Cuts could affect Army's mental health providers, limit soldiers' access to care
A soldier from the 4th Infantry Brigade Combat Team, 3rd Infantry Division, completes a survey designed to determine his attitudes and opinions about mental health treatment, Aug. 17, 2012 on Fort Stewart, Ga.
WASHINGTON — The Army could lose a large chunk of its mental health force to furloughs starting next month, limiting access to care for soldiers dealing with post-traumatic stress disorder and other issues.
Although the Surgeon General’s office is looking at ways to exempt some personnel from the sequestration fallout, “right now the plan is that our [Department of the Army] civilians who are employed with us will be impacted across the board,” Col. Rebecca Porter, chief of behavioral health for the surgeon general, told defense reporters Tuesday at a breakfast roundtable.
More than half of the Army’s 4,500 mental health professionals are civilian. Contractors are exempt from furloughs, but those civilians employed directly by the Army are subject to the cuts imposed by sequestration. About 251,000 Army civilians will have to take 22 days of unpaid leave from April 26 to Sept. 30.
“It’s not the quality of the care that we expect to be impacted but the availability and access to it in a timely manner,” Porter said.
That’s something the Army already struggles with. Wait times for mental health providers have been a significant problem at installations across the service, leading the Army to double the number of mental health providers in the last five years – and the service is still understaffed.
Last month Army Chief of Staff Gen.

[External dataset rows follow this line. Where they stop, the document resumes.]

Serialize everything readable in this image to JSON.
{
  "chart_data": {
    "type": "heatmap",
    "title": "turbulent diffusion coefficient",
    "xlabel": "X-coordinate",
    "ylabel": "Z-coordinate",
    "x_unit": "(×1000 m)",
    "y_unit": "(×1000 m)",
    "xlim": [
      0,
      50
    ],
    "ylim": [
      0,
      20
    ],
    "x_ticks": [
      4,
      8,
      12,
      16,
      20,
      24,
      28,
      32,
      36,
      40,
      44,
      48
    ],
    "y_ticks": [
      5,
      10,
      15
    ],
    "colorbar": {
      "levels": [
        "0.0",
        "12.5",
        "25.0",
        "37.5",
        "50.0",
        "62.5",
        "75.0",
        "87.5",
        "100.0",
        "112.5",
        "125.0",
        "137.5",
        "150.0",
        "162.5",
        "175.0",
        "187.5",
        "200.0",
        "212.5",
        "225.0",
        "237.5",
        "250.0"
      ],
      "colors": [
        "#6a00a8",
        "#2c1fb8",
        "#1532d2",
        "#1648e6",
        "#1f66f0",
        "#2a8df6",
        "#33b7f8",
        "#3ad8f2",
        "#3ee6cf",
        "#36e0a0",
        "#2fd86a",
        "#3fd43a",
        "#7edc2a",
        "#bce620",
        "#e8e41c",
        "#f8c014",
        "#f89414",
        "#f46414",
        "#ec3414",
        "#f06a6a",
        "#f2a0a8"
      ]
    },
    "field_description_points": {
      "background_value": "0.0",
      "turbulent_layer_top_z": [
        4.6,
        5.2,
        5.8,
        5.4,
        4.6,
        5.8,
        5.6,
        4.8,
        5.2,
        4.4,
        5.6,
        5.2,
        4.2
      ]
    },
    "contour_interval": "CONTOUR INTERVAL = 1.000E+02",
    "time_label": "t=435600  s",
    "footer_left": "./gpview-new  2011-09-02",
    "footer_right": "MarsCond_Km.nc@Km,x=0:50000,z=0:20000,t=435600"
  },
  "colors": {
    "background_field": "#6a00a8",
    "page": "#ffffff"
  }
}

Ray Odierno told Congress that sequestration means the Army will have to decrease its number of mental health providers, reversing the service’s concerted hiring efforts.
Porter said to mitigate the impact of sequestration and maintain access to care, Army Surgeon General Lt. Gen. Patricia D. Horoho has prioritized behavioral health, along with wounded warrior care, primary care and the disability evaluation system.
Porter said her office is approaching sequestration in a “measured and deliberate way,” analyzing usage data to aim cuts at less busy facilities and exploring the option of temporarily assigning uniformed providers to fill in at the affected facilities.
Civilians play a key role in the Army’s mental health programs. One of the service’s newest initiatives is to embed providers directly with brigades. Each battalion has its own provider based with them, who is familiar with the commanders, noncommissioned officers and training cycle of the unit. That kind of close proximity of care proved successful in a pilot program at Fort Carson, and the concept is set to be service wide by fiscal year 2016, Porter said.
Those embedded teams are made up of almost entirely civilians, Porter said.
The Army has worked for years to attract more mental health professionals to the service, but that effort could be undermined in the long term should shaky job security led the new recruits to look elsewhere.
“If they start to go out the door, it will take us a lot longer to rebuild that force than it does for them to leak away,” Porter said.
The Army has nothing to offer as incentive to stay, such as retention bonuses that were once available. Instead, Porter said, it’s just an appeal that “we’ll do everything we can to support you.”